Postictal State - Symptoms

Symptoms

Jerome Engel defines the postictal state as “manifestations of seizure-induced reversible alterations in neuronal function but not structure.” Following a seizure it is common to experience feelings of exhaustion, both mental and physical, that can last for a day or two. Patients’ most common complaint after a seizure is an inability to think clearly, specifically “poor attention and concentration, poor short term memory, decreased verbal and interactive skills, and a variety of cognitive defects specific to individuals.” This collection of symptoms is known as the postictal state, though the word postictal means nothing more than “after the seizure”.

Postictal migraines are a major complaint among epilepsy patients, and can have a variety of etiologies. One possible cause of these migraines is high intracranial pressure resulting from postictal cerebral edema. At times, patients may be unaware that they had a seizure, and the characteristic migraine is their only clue.
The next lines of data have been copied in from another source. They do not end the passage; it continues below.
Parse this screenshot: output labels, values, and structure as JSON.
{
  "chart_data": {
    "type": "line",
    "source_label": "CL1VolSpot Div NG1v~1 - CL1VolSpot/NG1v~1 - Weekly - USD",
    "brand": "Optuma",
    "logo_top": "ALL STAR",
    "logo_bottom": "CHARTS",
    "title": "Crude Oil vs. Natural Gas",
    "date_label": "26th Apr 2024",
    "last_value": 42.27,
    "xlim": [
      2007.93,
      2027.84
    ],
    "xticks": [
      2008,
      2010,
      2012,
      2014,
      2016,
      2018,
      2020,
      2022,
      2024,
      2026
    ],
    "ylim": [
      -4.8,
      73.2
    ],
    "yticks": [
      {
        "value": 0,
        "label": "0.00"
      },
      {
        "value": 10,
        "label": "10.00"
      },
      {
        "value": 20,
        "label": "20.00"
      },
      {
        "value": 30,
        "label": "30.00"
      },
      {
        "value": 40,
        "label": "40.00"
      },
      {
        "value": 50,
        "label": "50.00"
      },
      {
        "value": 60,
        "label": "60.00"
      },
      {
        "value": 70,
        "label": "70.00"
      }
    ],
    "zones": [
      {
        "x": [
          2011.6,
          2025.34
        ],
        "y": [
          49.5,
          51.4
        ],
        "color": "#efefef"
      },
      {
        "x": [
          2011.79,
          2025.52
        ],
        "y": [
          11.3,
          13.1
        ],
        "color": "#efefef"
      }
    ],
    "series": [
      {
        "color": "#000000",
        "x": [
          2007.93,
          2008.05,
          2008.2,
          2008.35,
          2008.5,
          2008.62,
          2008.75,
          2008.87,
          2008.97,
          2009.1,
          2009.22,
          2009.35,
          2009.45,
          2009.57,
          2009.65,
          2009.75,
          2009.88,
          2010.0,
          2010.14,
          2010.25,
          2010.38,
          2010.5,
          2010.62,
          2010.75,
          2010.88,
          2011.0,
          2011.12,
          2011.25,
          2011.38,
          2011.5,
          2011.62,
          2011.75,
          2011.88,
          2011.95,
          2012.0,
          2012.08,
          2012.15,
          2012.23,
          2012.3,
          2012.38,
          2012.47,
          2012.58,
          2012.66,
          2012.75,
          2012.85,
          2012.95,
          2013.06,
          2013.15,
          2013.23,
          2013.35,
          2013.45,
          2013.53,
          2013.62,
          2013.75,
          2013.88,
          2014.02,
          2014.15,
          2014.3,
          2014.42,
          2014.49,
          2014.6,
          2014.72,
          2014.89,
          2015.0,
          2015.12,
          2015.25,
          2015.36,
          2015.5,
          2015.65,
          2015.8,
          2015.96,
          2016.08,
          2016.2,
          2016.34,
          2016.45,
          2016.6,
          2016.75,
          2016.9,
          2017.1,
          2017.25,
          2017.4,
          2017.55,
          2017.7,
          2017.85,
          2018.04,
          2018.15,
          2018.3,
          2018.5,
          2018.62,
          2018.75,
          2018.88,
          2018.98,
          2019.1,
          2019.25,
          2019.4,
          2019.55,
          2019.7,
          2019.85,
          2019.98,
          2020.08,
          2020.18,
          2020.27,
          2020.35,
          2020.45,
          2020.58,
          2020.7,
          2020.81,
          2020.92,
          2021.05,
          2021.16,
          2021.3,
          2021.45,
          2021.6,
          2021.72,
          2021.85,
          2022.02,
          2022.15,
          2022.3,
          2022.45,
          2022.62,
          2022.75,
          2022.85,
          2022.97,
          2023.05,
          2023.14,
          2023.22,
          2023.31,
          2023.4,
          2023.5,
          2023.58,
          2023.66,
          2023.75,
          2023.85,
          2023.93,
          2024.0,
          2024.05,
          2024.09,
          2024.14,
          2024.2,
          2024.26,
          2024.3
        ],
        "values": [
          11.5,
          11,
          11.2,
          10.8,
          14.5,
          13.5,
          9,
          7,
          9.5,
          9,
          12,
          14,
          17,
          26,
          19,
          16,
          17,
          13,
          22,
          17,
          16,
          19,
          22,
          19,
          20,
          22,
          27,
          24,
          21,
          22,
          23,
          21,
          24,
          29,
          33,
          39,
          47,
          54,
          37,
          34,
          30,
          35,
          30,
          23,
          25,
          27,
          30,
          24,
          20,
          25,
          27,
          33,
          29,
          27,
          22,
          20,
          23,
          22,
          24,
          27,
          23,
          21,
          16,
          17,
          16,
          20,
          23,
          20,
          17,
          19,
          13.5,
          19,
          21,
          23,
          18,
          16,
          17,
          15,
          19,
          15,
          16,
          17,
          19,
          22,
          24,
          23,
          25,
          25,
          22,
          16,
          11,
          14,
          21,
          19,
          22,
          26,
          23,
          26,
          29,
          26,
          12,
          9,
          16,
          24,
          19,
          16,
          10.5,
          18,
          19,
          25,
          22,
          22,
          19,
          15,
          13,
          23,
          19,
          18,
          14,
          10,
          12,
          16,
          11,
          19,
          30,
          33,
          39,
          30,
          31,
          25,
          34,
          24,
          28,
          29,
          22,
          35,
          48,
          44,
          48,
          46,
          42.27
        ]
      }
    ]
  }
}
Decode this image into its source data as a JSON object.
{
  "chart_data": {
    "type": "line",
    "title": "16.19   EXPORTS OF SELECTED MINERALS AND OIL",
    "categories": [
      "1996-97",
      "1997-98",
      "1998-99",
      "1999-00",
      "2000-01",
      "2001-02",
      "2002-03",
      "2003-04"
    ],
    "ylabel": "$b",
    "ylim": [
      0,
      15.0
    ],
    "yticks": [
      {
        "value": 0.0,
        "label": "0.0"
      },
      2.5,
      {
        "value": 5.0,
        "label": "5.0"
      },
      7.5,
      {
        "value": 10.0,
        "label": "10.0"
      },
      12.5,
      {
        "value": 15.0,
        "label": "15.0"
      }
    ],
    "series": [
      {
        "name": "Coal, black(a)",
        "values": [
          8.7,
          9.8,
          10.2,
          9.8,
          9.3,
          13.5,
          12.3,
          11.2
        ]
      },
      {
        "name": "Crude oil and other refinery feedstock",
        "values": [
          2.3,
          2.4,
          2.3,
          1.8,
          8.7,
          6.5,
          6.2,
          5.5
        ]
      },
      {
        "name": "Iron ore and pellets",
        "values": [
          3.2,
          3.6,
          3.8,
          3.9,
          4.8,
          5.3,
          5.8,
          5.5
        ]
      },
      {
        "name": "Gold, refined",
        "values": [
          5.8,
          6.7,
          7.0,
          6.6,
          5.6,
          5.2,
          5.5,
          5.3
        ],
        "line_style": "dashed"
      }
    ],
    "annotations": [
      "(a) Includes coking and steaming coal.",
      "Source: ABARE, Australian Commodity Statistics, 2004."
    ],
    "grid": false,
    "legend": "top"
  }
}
Depression is also very common after a seizure.

Other symptoms associated with the postictal state are less common. Todd's paresis (TP) is a temporary regional loss of function in whatever region just experienced the seizure, and its manifestation depends on where the seizure was located. Loss of motor function is most common, and can range from weakness to full paralysis. About 6% of patients who had tonic-clonic seizures experienced TP afterward, with loss of motor function sometimes accompanied with temporary numbness, blindness, or deafness. TP can also cause anterograde amnesia if the seizure included the bilateral hippocampi, and aphasia if the seizures began in the language-dominant hemisphere. Symptoms typically lasts about 15 hours, but can last as long as 36 hours, and the clinician must resolve whether the loss of motor function is due to TP or ischemia.

Postictal psychosis (PP) is a rare but serious complication following seizures, characterized by auditory and visual hallucinations, delusions, paranoia, affective change, and aggression. Following the conclusion of the seizure, the patient feels the typical confusion and lethargy of the postictal state, and then gradually recovers to a normal state. This is called the lucid phase. In patients who experience PP, the lucid phase usually lasts between 2 hours and a week (usually more than 6 hours) before psychosis sets in. In about 12-50% of seizure patients, the lucid phase is followed by a period of psychosis that can last for 12 hours to more than 3 months (the mean is 9–10 days). This psychosis is treatable with standard antipsychotic drugs, and stops when the patient no longer experiences seizures.

Postictal bliss (PB) is also reported following seizures. This has been described as a highly blissful feeling associated with the emergence from amnesia.

Some of these postictal symptoms are almost always present for a period of a few hours to a day or two. In fact, confusion and lack of responsiveness after a seizure is so common and expected that if a patient doesn’t show these symptoms after a seizure, it can be a signal to clinicians that the event may not be an actual seizure at all. Usually such false seizures are instead related to syncope or have a psychogenic origin. The postictal state can also be useful for the clinician when determining the focus of the seizure. Decreased verbal memory (short term) tends to result from a seizure in the dominant hemisphere, whereas seizures in the nondominant hemisphere tend to manifest with decreased visual memory. Inability to read suggests seizure foci in the language areas of the speech-dominant hemisphere, and “after a seizure semivoluntary events as mundane as nose wiping tend to be done with the hand ipsilateral to the seizure focus.”